How long this lasted, or how long I listened is impossible to tell ... the dazzling glory slowly faded; there came a moment when the brilliance dimmed; a blur of coloured light rose like a sheet from the surface of the wheeling thousands, floating off into the sky as though it were a separate shining emanation the multitude gave off. I seemed to lose my feet. I no longer stood on solid earth. There came upon me a curious sense of lightness, as of wings, that yet left my body far below.... I was charged with a deific power, energy.... Long shafts of darkness flashed across the sea of light; the pattern of interwoven colour was disturbed and broken; and, suddenly, with a shock as though I fell again from some great height, I remembered dimly that I was no longer—that my name was——

I cannot say. I only know confusion and darkness sponged the entire picture from the world; and my sight, I suddenly realised, went groping with difficulty about a little field, a rough, uneven hedge, a strip of ribboned whiteness that was a road, and some ugly, odd-shaped things that I recognised as—yes, as oast-houses just beyond. And a pale, sad-looking sun then crawled above the horizon where the hop-poles stood erect.

“You saw...?” whispered someone beside me.

It was Julius. His voice startled me.

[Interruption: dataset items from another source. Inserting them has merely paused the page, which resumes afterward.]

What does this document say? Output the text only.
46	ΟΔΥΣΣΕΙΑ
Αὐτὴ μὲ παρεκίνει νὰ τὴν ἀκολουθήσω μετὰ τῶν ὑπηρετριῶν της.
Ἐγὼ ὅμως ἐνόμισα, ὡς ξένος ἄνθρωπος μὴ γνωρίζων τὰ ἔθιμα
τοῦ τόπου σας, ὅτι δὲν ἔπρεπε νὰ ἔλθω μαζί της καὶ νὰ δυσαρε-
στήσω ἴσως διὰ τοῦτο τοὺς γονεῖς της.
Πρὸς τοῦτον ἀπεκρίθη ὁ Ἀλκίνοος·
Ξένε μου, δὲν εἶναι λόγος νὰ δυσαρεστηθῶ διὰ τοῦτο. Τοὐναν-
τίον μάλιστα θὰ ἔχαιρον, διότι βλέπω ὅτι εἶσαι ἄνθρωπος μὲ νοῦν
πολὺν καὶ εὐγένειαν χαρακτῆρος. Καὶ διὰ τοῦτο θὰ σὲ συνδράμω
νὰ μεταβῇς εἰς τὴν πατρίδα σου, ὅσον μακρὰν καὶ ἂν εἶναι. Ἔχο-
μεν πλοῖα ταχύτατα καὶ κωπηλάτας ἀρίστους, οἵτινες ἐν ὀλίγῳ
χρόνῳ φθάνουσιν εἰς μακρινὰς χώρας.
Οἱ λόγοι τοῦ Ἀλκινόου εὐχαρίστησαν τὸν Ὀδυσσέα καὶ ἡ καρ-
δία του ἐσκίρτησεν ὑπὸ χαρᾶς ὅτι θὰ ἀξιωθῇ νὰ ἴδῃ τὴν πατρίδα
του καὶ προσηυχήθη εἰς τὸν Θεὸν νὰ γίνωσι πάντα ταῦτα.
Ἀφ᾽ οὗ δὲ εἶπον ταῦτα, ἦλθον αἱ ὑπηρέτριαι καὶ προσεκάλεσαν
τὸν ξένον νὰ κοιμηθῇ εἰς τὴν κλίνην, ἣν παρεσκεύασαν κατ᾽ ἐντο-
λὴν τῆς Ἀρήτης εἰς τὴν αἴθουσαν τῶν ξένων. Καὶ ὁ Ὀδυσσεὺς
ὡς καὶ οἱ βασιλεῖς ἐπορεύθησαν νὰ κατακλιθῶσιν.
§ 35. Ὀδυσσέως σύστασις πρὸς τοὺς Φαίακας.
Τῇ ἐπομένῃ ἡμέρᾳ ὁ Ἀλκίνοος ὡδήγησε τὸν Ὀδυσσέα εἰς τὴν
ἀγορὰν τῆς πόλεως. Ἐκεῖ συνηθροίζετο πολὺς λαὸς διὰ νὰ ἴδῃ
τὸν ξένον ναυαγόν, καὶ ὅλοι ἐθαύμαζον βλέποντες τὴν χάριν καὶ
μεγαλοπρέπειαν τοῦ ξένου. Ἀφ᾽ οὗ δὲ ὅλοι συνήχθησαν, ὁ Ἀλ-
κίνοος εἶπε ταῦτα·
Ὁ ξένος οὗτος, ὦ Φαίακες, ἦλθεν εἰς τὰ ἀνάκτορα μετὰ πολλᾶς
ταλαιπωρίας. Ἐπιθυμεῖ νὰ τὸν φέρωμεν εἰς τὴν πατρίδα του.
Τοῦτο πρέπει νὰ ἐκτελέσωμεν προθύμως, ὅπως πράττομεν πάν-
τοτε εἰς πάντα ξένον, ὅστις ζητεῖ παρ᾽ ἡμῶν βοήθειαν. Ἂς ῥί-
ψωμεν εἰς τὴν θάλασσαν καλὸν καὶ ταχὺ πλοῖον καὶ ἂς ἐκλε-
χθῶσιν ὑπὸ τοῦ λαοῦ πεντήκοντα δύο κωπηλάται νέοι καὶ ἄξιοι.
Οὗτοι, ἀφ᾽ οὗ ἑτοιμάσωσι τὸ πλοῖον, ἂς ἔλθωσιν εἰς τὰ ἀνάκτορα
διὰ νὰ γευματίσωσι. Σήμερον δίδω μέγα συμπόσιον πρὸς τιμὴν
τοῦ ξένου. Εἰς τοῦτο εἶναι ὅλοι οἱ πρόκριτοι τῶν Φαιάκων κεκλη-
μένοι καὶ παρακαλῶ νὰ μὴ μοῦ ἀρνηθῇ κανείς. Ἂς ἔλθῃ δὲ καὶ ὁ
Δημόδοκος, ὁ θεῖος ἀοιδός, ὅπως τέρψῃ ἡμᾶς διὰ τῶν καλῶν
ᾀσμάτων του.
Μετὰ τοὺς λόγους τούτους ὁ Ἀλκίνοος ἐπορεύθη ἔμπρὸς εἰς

I had forgotten his very presence.

I nodded in reply; no words came to me; there was still a trembling in me, a sense of intolerable yearning, of beauty lost, of power gone beyond recall, of pain and littleness in the place of it.

Julius kept his eyes upon my face, as though waiting for an answer.

“The sun ...” I said in a low and shaking voice.

He bent his head a moment, leaning down upon the window-sill with his face in his hands.

“As we knew it then,” he said with a deep-drawn sigh, raising himself again. “To-day——!”

He pointed. Across the fields I saw the tin roof of the conventicle where we went to church on Sunday, lifting its modern ugliness beyond the playground walls. The contrast was somehow dreadful. A revulsion of feeling rose within me like a storm. I stared at the meagre building beneath whose roof of corrugated iron, once a week, we knelt and groaned that we were “miserable sinners”—begging another to save us from “punishment” because we were too weak to save ourselves. I saw once more in memory the upright-standing throng, claiming with joy the powers of that other Deity of whom they knew they formed a living portion. And again this intolerable yearning swept me. My soul rose up in a passionate protest that vainly sought to express itself in words. Language deserted me; tears dimmed my eyes and blurred my sight; I stretched my hands out straight towards that misty sunrise of To-day....

And, when at length I turned again to speak to Julius, I saw that he had already left my side and gone back to bed.